あぁ!?今なんつったゴラァ!と叫ぶ姫川先輩にとっさに病室のドアを閉める。
どうしてか姫川先輩には悪態を吐きたくなってしまうんだ。
「あ?何してんだ」
ドアの前であわあわしている私に訝しげな声を挙げるのは神崎先輩。
「な、なんで自分で呼び出したくせに病室にいないんですか…!」
「便所行ってたんだよ便所」
「あ、あう…」
流石にトイレにも行くなとは言えないけどでもだけどうう…
「こ、これ、ヨーグリッチと桃、です。じゃ」
「まぁ待てや」
踵を返し走りだそうとする私は背後から肩をガシッと掴まれそれを阻止された。
「ちょっと来い」
そのまま足で病室のドアを開け(行儀悪い)歩き出す神崎先輩。
「うわわわわ何するんですかはなしてくださ…!」
肩を捕まれていた手は取れたが変わりに首に回され解放されることはない。
結局私が解放されたのは神崎先輩のベッドの前に連行されてからだった。
「な、何なんですか!」
「桃剥け」
「…自分で剥けばいいじゃ…う、うう…わかりましたよ」
私の反論は一睨みではねのけられ大人しく桃と包丁を手に取る。
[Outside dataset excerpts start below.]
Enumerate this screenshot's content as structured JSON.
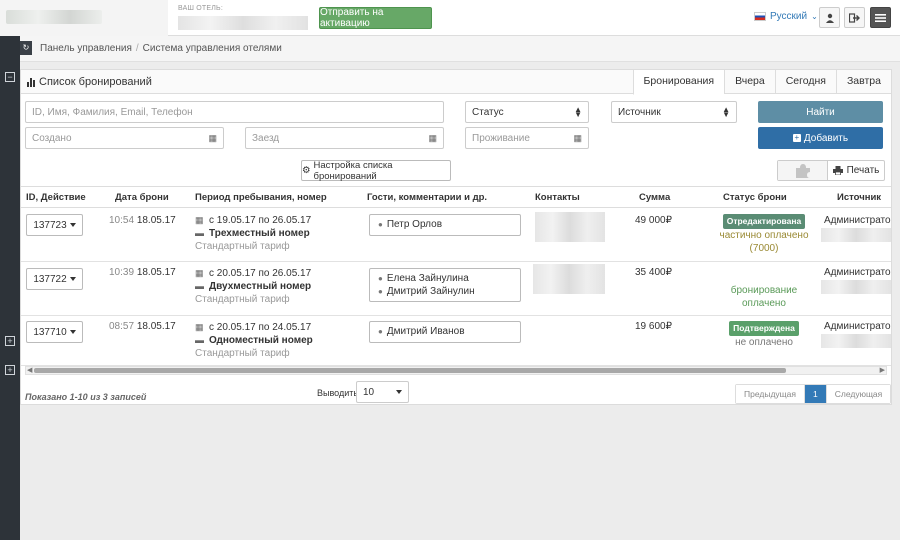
{
  "topbar": {
    "hotel_label": "ВАШ ОТЕЛЬ:",
    "activate_button": "Отправить на активацию",
    "language": "Русский",
    "icons": [
      "user-icon",
      "sign-out-icon",
      "menu-icon"
    ]
  },
  "breadcrumb": {
    "items": [
      "Панель управления",
      "Система управления отелями"
    ]
  },
  "panel": {
    "title": "Список бронирований",
    "tabs": [
      "Бронирования",
      "Вчера",
      "Сегодня",
      "Завтра"
    ],
    "active_tab": "Бронирования"
  },
  "filters": {
    "search_placeholder": "ID, Имя, Фамилия, Email, Телефон",
    "status_placeholder": "Статус",
    "source_placeholder": "Источник",
    "created_placeholder": "Создано",
    "arrival_placeholder": "Заезд",
    "stay_placeholder": "Проживание",
    "find_button": "Найти",
    "add_button": "Добавить"
  },
  "toolbar": {
    "config_button": "Настройка списка бронирований",
    "print_button": "Печать"
  },
  "table": {
    "columns": [
      "ID, Действие",
      "Дата брони",
      "Период пребывания, номер",
      "Гости, комментарии и др.",
      "Контакты",
      "Сумма",
      "Статус брони",
      "Источник"
    ],
    "rows": [
      {
        "id": "137723",
        "time": "10:54",
        "date": "18.05.17",
        "period": "с 19.05.17 по 26.05.17",
        "room": "Трехместный номер",
        "tariff": "Стандартный тариф",
        "guests": [
          "Петр Орлов"
        ],
        "sum": "49 000₽",
        "status_badge": "Отредактирована",
        "status_line1": "частично оплачено",
        "status_line2": "(7000)",
        "source": "Администратор"
      },
      {
        "id": "137722",
        "time": "10:39",
        "date": "18.05.17",
        "period": "с 20.05.17 по 26.05.17",
        "room": "Двухместный номер",
        "tariff": "Стандартный тариф",
        "guests": [
          "Елена Зайнулина",
          "Дмитрий Зайнулин"
        ],
        "sum": "35 400₽",
        "status_badge": "",
        "status_line1": "бронирование",
        "status_line2": "оплачено",
        "source": "Администратор"
      },
      {
        "id": "137710",
        "time": "08:57",
        "date": "18.05.17",
        "period": "с 20.05.17 по 24.05.17",
        "room": "Одноместный номер",
        "tariff": "Стандартный тариф",
        "guests": [
          "Дмитрий Иванов"
        ],
        "sum": "19 600₽",
        "status_badge": "Подтверждена",
        "status_line1": "не оплачено",
        "status_line2": "",
        "source": "Администратор"
      }
    ]
  },
  "footer": {
    "shown_text": "Показано 1-10 из 3 записей",
    "per_page_label": "Выводить",
    "per_page_value": "10",
    "prev": "Предыдущая",
    "current_page": "1",
    "next": "Следующая"
  },
  "colors": {
    "activate_green": "#67a867",
    "find_blue": "#5e8ea5",
    "add_blue": "#2f6ea6",
    "badge_green": "#5a9a73",
    "rail_dark": "#2d3339"
  }
}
桃は手がべたべたになるからあまり切りたくないのに…。
っていうか
「(ひ、姫川先輩の視線が怖い…!)」
チラリと視線をあげれば神崎先輩は我関せずにヨーグリッチを啜ってる。
本当はげちゃえばいい。
本日二回目の呪いの言葉を胸の中で呟く。
「き、切りましたけど」
紙のお皿に切り分けた桃を乗せおずおずと神崎先輩に差し出す。怖くはない。怖くはないけど睨まれるのは、怖い。
「…姫川先輩もよかったら」
「「あ゛ぁ?」」
「な、なんで凄むんですか…!」
だ、だってこの桃私が持ってきたやつだしさっきのお詫び、で、
「せっかく人が…もういいです」
「何拗ねてんだ」
「拗ねてないですはげちゃえリーゼント」
「んだとこのクソアマ!」
「う、うう…大体なんで病院でまでリーゼント?なんでサングラス?馬鹿ですかもう!」
うう…やっぱり来なければよかった…
姫川先輩の顔が怖いので帰ります!と言い捨て病院を後にする。なんでわざわざ喧嘩売るかなぁ、と翌日夏目先輩に言われたけど全部姫川先輩が悪いんだとおもいましたまる!